Pai Natal, como bem sabe, este foi um ano particularmente difícil, com guerras que nunca mais param em tantas partes do mundo. As imagens que vemos nas televisões e nas redes sociais são tão terríveis, mas cada vez nos impressionam menos porque nos vamos habituando a elas. E receio que esta nossa atitude de algum modo se torne cúmplice desta escalada da violência nos palcos da guerra. Mesmo nos lugares onde se põe fim a ditaduras de terror, ninguém consegue ficar feliz porque receamos que seja apenas a substituição de uma ditadura por outra igualmente má. No meio de tudo isto, o meu olhar acaba sempre por se fixar um pouco mais nas mulheres e nas crianças e, também para estas pessoas, o ano de 2024 não foi muito bom. Em muitas partes do mundo vimos todos os dias crescerem atos de repressão contra as mulheres, retirando-lhes, até, direitos básicos como fazer-se ouvir em público. O discurso de que as mulheres precisam de proteção de um homem, queiram ou não essa proteção, foi sufragado pelo povo de um país que tem liderado o mundo e esse discurso tem, na minha opinião, dado algum suporte à escalada da violência baseado no género pelo mundo fora. Mesmo nesta terra maravilhosa que se chama Cabo Verde somos confrontados com a revelação de já terem ocorrido cinco feminicídios durante este ano (e ele ainda não terminou). As crianças estão, igualmente, a ser vítimas principais das guerras, morrendo ou sofrendo graves ferimentos, ficando órfãs de pais e mães, vivendo cada hora do dia amedrontadas pelo som do horror. E neste mundo de avanços tecnológicos, nem as crianças que têm sorte de viver num ambiente familiar tranquilo e cómodo estão livres de perigo. Acabo de ler que o aliciamento sexual online de crianças aumentou 300% de 2021 para 2023.

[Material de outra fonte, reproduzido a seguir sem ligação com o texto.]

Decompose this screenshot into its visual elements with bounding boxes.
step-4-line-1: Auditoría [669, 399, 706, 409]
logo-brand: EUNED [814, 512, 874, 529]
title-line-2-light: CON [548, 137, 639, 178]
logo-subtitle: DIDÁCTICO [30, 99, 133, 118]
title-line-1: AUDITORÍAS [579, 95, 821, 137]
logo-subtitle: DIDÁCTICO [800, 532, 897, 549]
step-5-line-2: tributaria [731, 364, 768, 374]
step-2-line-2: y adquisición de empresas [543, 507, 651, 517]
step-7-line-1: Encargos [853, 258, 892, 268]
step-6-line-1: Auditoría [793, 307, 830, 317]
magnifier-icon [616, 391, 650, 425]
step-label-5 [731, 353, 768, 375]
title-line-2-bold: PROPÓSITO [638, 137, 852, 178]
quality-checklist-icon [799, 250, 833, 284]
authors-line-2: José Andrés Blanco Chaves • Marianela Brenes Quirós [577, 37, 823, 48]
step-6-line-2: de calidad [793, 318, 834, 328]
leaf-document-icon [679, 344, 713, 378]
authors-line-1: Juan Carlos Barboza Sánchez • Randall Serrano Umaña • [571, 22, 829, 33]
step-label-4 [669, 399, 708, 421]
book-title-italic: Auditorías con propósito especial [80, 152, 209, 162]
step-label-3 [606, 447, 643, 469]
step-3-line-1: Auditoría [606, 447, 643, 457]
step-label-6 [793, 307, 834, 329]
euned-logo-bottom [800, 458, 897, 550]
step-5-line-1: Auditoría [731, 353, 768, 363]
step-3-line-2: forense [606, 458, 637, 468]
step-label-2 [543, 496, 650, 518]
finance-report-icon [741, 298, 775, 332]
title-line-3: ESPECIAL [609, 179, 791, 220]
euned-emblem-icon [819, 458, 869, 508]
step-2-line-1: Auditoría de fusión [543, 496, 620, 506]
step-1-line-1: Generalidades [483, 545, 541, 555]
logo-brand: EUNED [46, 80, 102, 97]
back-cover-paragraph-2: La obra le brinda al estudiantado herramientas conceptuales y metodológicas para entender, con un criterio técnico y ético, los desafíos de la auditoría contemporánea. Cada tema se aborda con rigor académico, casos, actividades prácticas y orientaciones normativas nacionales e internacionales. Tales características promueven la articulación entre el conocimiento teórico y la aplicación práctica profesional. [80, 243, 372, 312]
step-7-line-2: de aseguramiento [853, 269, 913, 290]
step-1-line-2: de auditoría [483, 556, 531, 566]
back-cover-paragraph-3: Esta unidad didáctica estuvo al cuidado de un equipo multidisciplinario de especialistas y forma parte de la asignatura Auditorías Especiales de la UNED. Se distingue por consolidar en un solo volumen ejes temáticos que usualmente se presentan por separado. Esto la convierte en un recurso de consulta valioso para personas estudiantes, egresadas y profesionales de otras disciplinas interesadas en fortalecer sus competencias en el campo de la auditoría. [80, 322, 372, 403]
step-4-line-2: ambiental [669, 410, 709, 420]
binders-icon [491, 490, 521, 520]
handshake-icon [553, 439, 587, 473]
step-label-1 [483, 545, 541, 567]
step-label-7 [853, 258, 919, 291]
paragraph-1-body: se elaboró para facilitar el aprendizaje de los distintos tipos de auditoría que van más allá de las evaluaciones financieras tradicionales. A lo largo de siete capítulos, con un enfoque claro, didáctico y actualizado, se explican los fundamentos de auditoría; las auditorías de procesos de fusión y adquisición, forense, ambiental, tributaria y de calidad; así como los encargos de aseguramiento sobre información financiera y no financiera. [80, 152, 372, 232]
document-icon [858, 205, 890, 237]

Mas, usando uma expressão do Santo João Paulo II, nem tudo são sombras. Há muitas luzes que se acedem e forte e rapidamente acabam com a escuridão do terror e desespero, e há outras que timidamente se vão acendendo, abrindo caminhos de esperança de dias melhores. Em muitos lados do mundo as populações dizem basta e saem a rua reclamando melhores condições de vida e o fim da corrupção instalada no poder em movimentos populares tão grandes e coesos que não podem ser facilmente reprimidos.
Por isso, Pai Natal, o que eu queria é que me trouxesse uma vitamina para fortalecer a esperança e a vontade de continuar a trabalhar para acabar com todas as violações dos direitos humanos que ocorrem junto de mim ou nesse mundo fora. Juntamente com essa vitamina fortificante da esperança e da energia para não cruzar os braços, se possível, traga-me uns pozinhos de sabedoria para não produzir o mal com as minhas boas intenções, para que eu saiba como bem usar esta arma poderosa que é a palavra (dita ou escrita). E nesta lista de pedidos incluo, também, uns grãozinhos de eficácia nas ações que desenvolvo, para que atinjam os objetivos da paz, fraternidade e igualdade pretendidos. Para terminar mesmo, Pai Natal, por favor, distribua estas vitaminas, pozinhos e grãozinhos por todos os líderes mundiais.
Termino, meu bom velho Pai Natal, com a certeza de que os meus pedidos serão todos devidamente analisados e, com certeza, se não forem todos, algum me será concedido.
Com muita amizade e respeito, receba um forte abraço.
Texto originalmente publicado na edição impressa do Expresso das Ilhas nº 1204 de 24 de Dezembro de 2024.